BACKGROUND: Conventional T2 *-weighted functional magnetic resonance imaging (fMRI) is performed with echo-planar imaging (EPI) sequences that create substantial acoustic noise. The loud acoustic noise not only affects the activation of the auditory cortex, but may also interfere with resting state and task fMRI experiments. PURPOSE: To demonstrate the feasibility of a novel, quiet, T2 *, whole-brain blood oxygenation level-dependent (BOLD)-fMRI method, termed Looping Star, compared to conventional multislice gradient-echo EPI. STUDY TYPE: Prospective. PHANTOM/SUBJECTS: Glover stability QA phantom; 10 healthy volunteers. FIELD STRENGTH/SEQUENCE: 3.0T: gradient echo (GE)-EPI and T2 * Looping Star fMRI. ASSESSMENT: Looping Star fMRI was presented and compared to GE-EPI with a working memory (WM) task and resting state (RS) experiments.
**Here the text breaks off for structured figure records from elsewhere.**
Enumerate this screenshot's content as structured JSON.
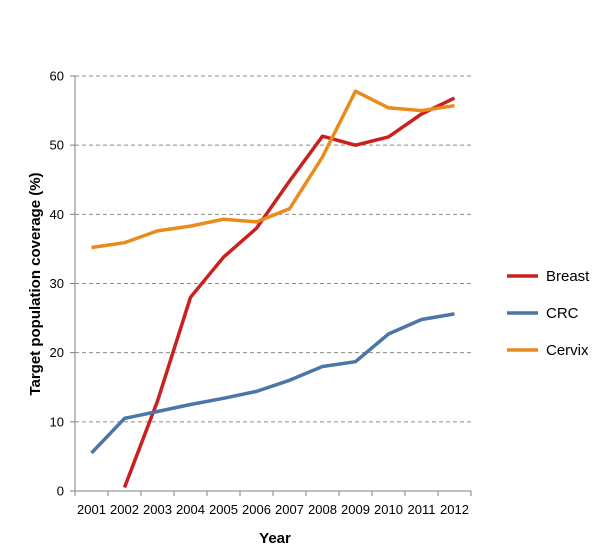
{
  "chart_data": {
    "type": "line",
    "xlabel": "Year",
    "ylabel": "Target population coverage (%)",
    "ylim": [
      0,
      60
    ],
    "yticks": [
      0,
      10,
      20,
      30,
      40,
      50,
      60
    ],
    "x": [
      "2001",
      "2002",
      "2003",
      "2004",
      "2005",
      "2006",
      "2007",
      "2008",
      "2009",
      "2010",
      "2011",
      "2012"
    ],
    "grid": "horizontal-dashed",
    "legend": "right",
    "series": [
      {
        "name": "Breast",
        "color": "#c9211e",
        "values": [
          null,
          0.5,
          13,
          28,
          33.8,
          38,
          44.8,
          51.3,
          50,
          51.2,
          54.5,
          56.8
        ]
      },
      {
        "name": "CRC",
        "color": "#4a77a7",
        "values": [
          5.5,
          10.5,
          11.5,
          12.5,
          13.4,
          14.4,
          16,
          18,
          18.7,
          22.7,
          24.8,
          25.6
        ]
      },
      {
        "name": "Cervix",
        "color": "#e98b1d",
        "values": [
          35.2,
          35.9,
          37.6,
          38.3,
          39.3,
          38.9,
          40.8,
          48.3,
          57.8,
          55.4,
          55,
          55.7
        ]
      }
    ]
  }
}
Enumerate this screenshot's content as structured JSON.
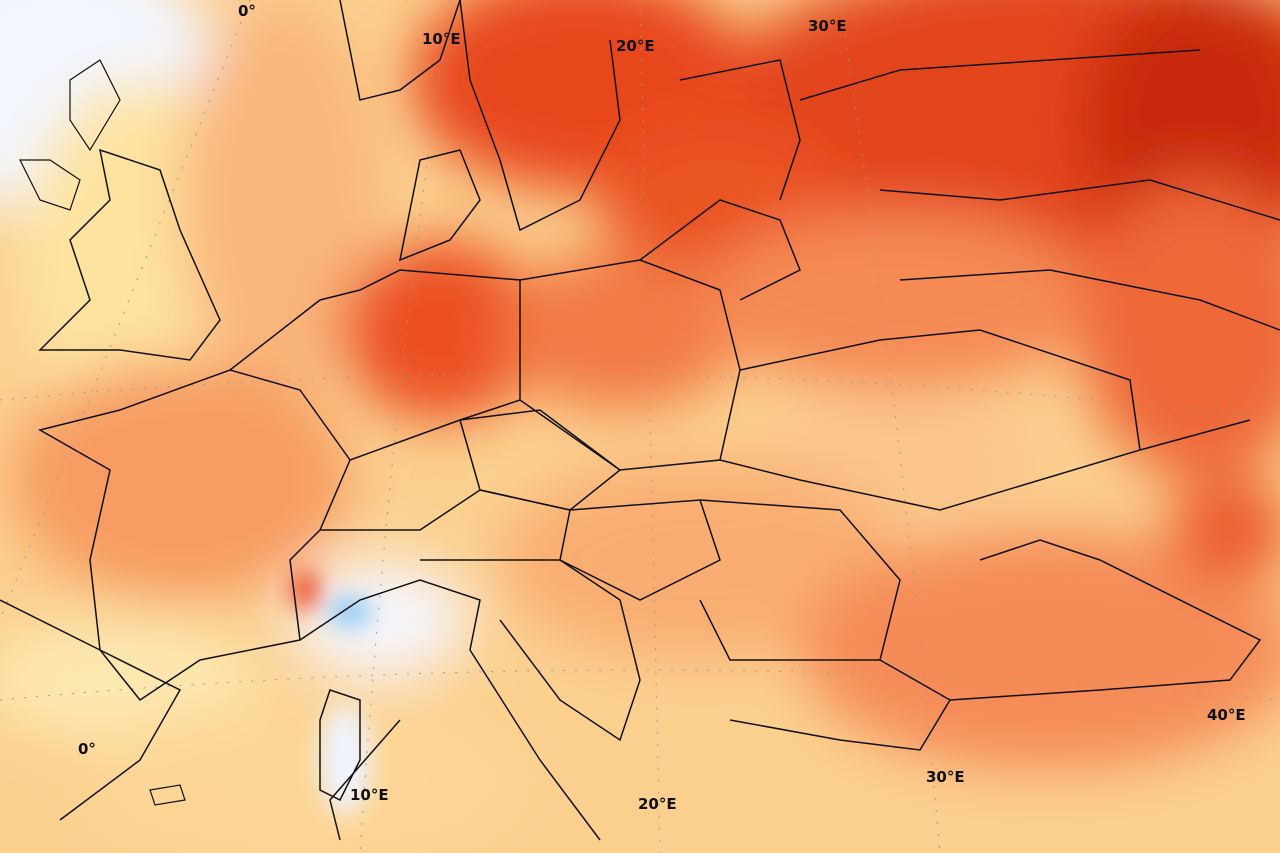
{
  "map": {
    "colors": {
      "sea_light": "#f3f6ff",
      "pale_yellow": "#fdf0b0",
      "light_orange": "#fbc98a",
      "orange": "#f8a36a",
      "orange_red": "#f47a45",
      "red": "#e6401c",
      "dark_red": "#c92a0c",
      "cold_blue": "#8cc8f5",
      "border": "#111111"
    },
    "graticule_labels": [
      {
        "text": "0°",
        "pos": "top"
      },
      {
        "text": "10°E",
        "pos": "top"
      },
      {
        "text": "20°E",
        "pos": "top"
      },
      {
        "text": "30°E",
        "pos": "top"
      },
      {
        "text": "40°E",
        "pos": "right"
      },
      {
        "text": "0°",
        "pos": "left"
      },
      {
        "text": "10°E",
        "pos": "bottom"
      },
      {
        "text": "20°E",
        "pos": "bottom"
      },
      {
        "text": "30°E",
        "pos": "bottom"
      }
    ]
  }
}
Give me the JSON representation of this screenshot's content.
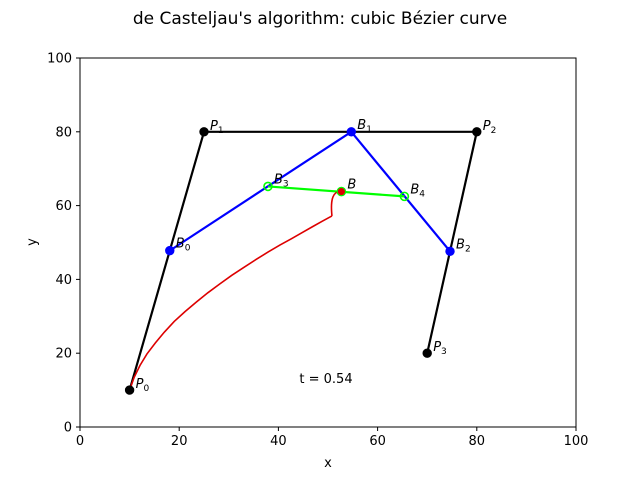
{
  "chart_data": {
    "type": "line",
    "title": "de Casteljau's algorithm: cubic Bézier curve",
    "xlabel": "x",
    "ylabel": "y",
    "xlim": [
      0,
      100
    ],
    "ylim": [
      0,
      100
    ],
    "xticks": [
      "0",
      "20",
      "40",
      "60",
      "80",
      "100"
    ],
    "yticks": [
      "0",
      "20",
      "40",
      "60",
      "80",
      "100"
    ],
    "grid": false,
    "annotation": "t = 0.54",
    "colors": {
      "control_polygon": "#000000",
      "level1": "#0000ff",
      "level2": "#00ff00",
      "curve": "#dd0000",
      "point_B": "#dd0000"
    },
    "control_points": [
      {
        "name": "P",
        "sub": "0",
        "x": 10,
        "y": 10
      },
      {
        "name": "P",
        "sub": "1",
        "x": 25,
        "y": 80
      },
      {
        "name": "P",
        "sub": "2",
        "x": 80,
        "y": 80
      },
      {
        "name": "P",
        "sub": "3",
        "x": 70,
        "y": 20
      }
    ],
    "level1_points": [
      {
        "name": "B",
        "sub": "0",
        "x": 18.1,
        "y": 47.8
      },
      {
        "name": "B",
        "sub": "1",
        "x": 54.7,
        "y": 80
      },
      {
        "name": "B",
        "sub": "2",
        "x": 74.6,
        "y": 47.6
      }
    ],
    "level2_points": [
      {
        "name": "B",
        "sub": "3",
        "x": 37.9,
        "y": 65.2
      },
      {
        "name": "B",
        "sub": "4",
        "x": 65.4,
        "y": 62.5
      }
    ],
    "point_B": {
      "name": "B",
      "sub": "",
      "x": 52.7,
      "y": 63.8
    },
    "curve": {
      "x": [
        10,
        10.9,
        12.1,
        13.5,
        15.2,
        17.0,
        19.0,
        21.2,
        23.5,
        25.8,
        28.2,
        30.6,
        33.1,
        35.5,
        37.9,
        40.3,
        42.6,
        44.8,
        46.9,
        48.9,
        50.8,
        52.7
      ],
      "y": [
        10,
        13.4,
        16.7,
        19.8,
        22.8,
        25.7,
        28.6,
        31.3,
        33.9,
        36.4,
        38.8,
        41.1,
        43.3,
        45.4,
        47.4,
        49.3,
        51.0,
        52.7,
        54.3,
        55.8,
        57.2,
        63.8
      ]
    }
  }
}
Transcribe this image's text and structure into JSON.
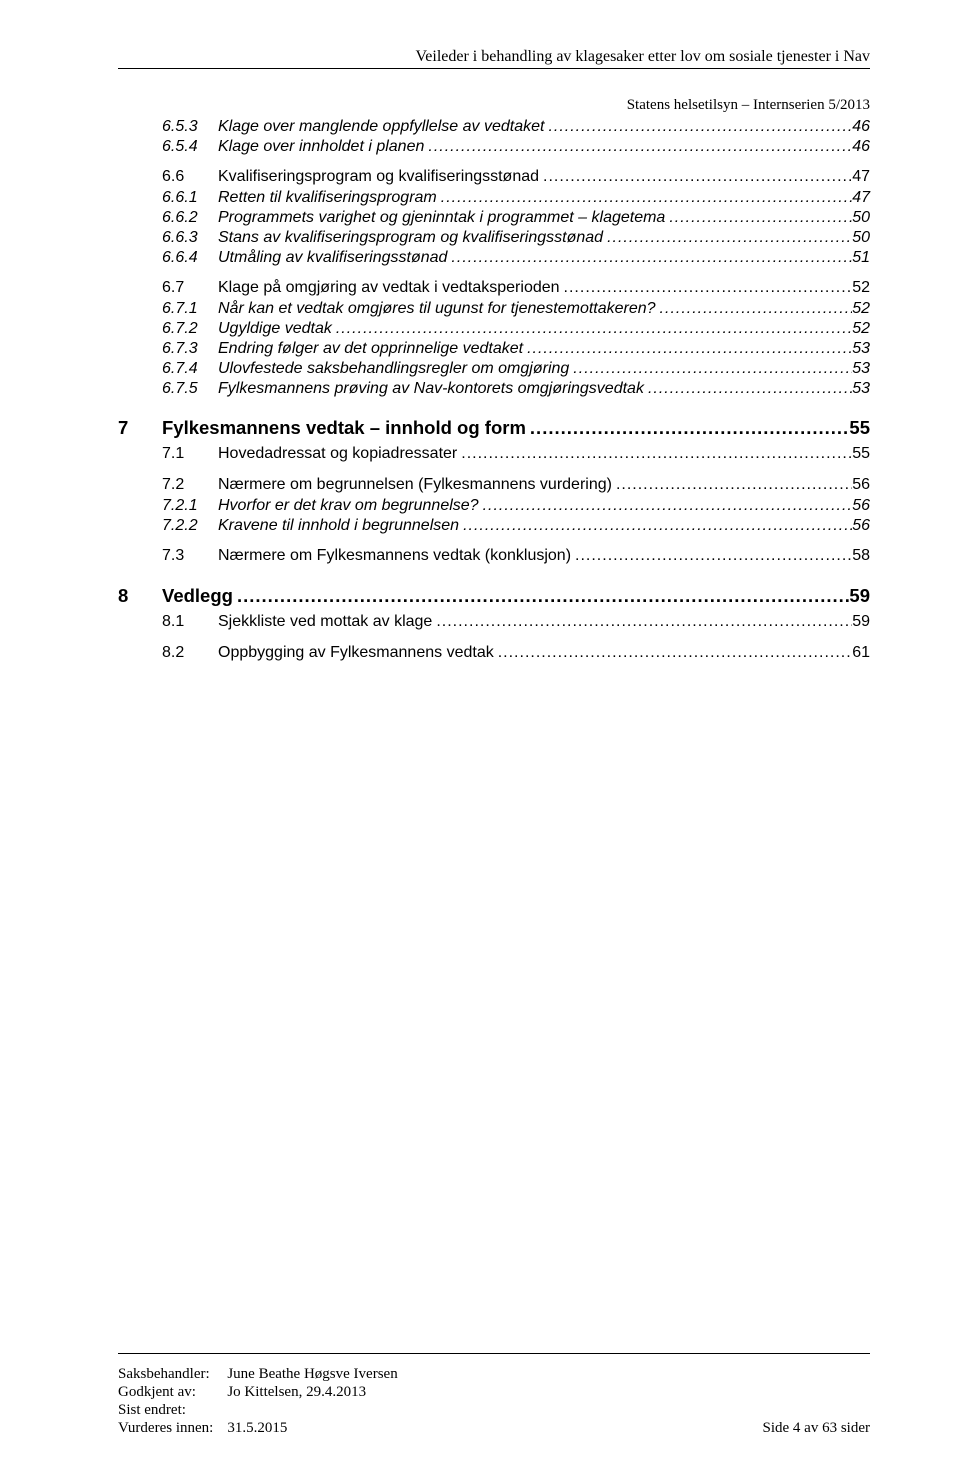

Temporal stability and acoustic measurements were obtained for both methods. Functional maps and activation accuracy were compared to evaluate the performance of the novel sequence. STATISTICAL TESTS: Mean and standard deviation values were analyzed for temporal stability and acoustic noise tests. Activation maps were assessed with one-sample t-tests and contrast estimates (CE). Paired t-tests and receiver operator characteristic (ROC) were used to compare fMRI sensitivity and performance. RESULTS: Looping Star presented a 98% reduction in sound pressure compared with GE-EPI, with stable temporal stability (0.09% percent fluctuation), but reduced temporal signal-to-noise ratio (tSNR) (mean difference = 15.9%). The novel method yielded consistent activations for RS and WM (83.4% and 69.5% relative BOLD sensitivity), which increased with task difficulty (mean CE 2-back = 0.56 vs. 0-back = 0.08, P < 0.05). A few differences in spatial activations were found between sequences, leading to a 4-8% lower activation accuracy with Looping Star. DATA CONCLUSION: Looping Star provides a suitable approach for whole-brain coverage with sufficient spatiotemporal resolution and BOLD sensitivity, with only 0.5 dB above ambient noise. From the comparison with GE-EPI, further developments of Looping Star fMRI should target increased sensitivity and spatial specificity for both RS and task experiments. LEVEL OF EVIDENCE: 2. TECHNICAL EFFICACY STAGE: 1 J. Magn. Reson. Imaging 2020;52:739-751.

Looping Star.

PURPOSE: To introduce a novel MR pulse sequence, termed Looping Star, for fast, robust, and yet quiet, 3D radial multi-gradient echo T2* MR imaging. METHODS: The Looping Star pulse sequence is based on the 3D radial Rotating Ultra-Fast Imaging Sequence (RUFIS) extended by a time-multiplexed gradient-refocusing mechanism. First, multiple magnetic coherences are excited, which are subsequently gradient-refocused in form of a looping k-space trajectory. Accordingly, Looping Star captures an initial FID image followed by gradient echo images at equidistant echo times. RESULTS: Looping Star was demonstrated in phantom and in vivo volunteer experiments for 3D, high resolution T2* weighted imaging, T2* mapping, and quantitative susceptibility mapping (QSM). The method is fast, quiet, and robust against imperfections including Eddy currents, motion, and geometric distortions. When applied to a motor task fMRI experiment a BOLD sensitivity of 5% was achieved at minimal acoustic noise (i.e. 2.7 dB(A) above ambient noise) and with images congruent to other anatomical scans. CONCLUSIONS: Looping Star imaging provides new and exciting opportunities for fast, robust and yet quiet T2* MR imaging. Potential applications include T2*-weighted imaging, T2* mapping, QSM, and fMRI.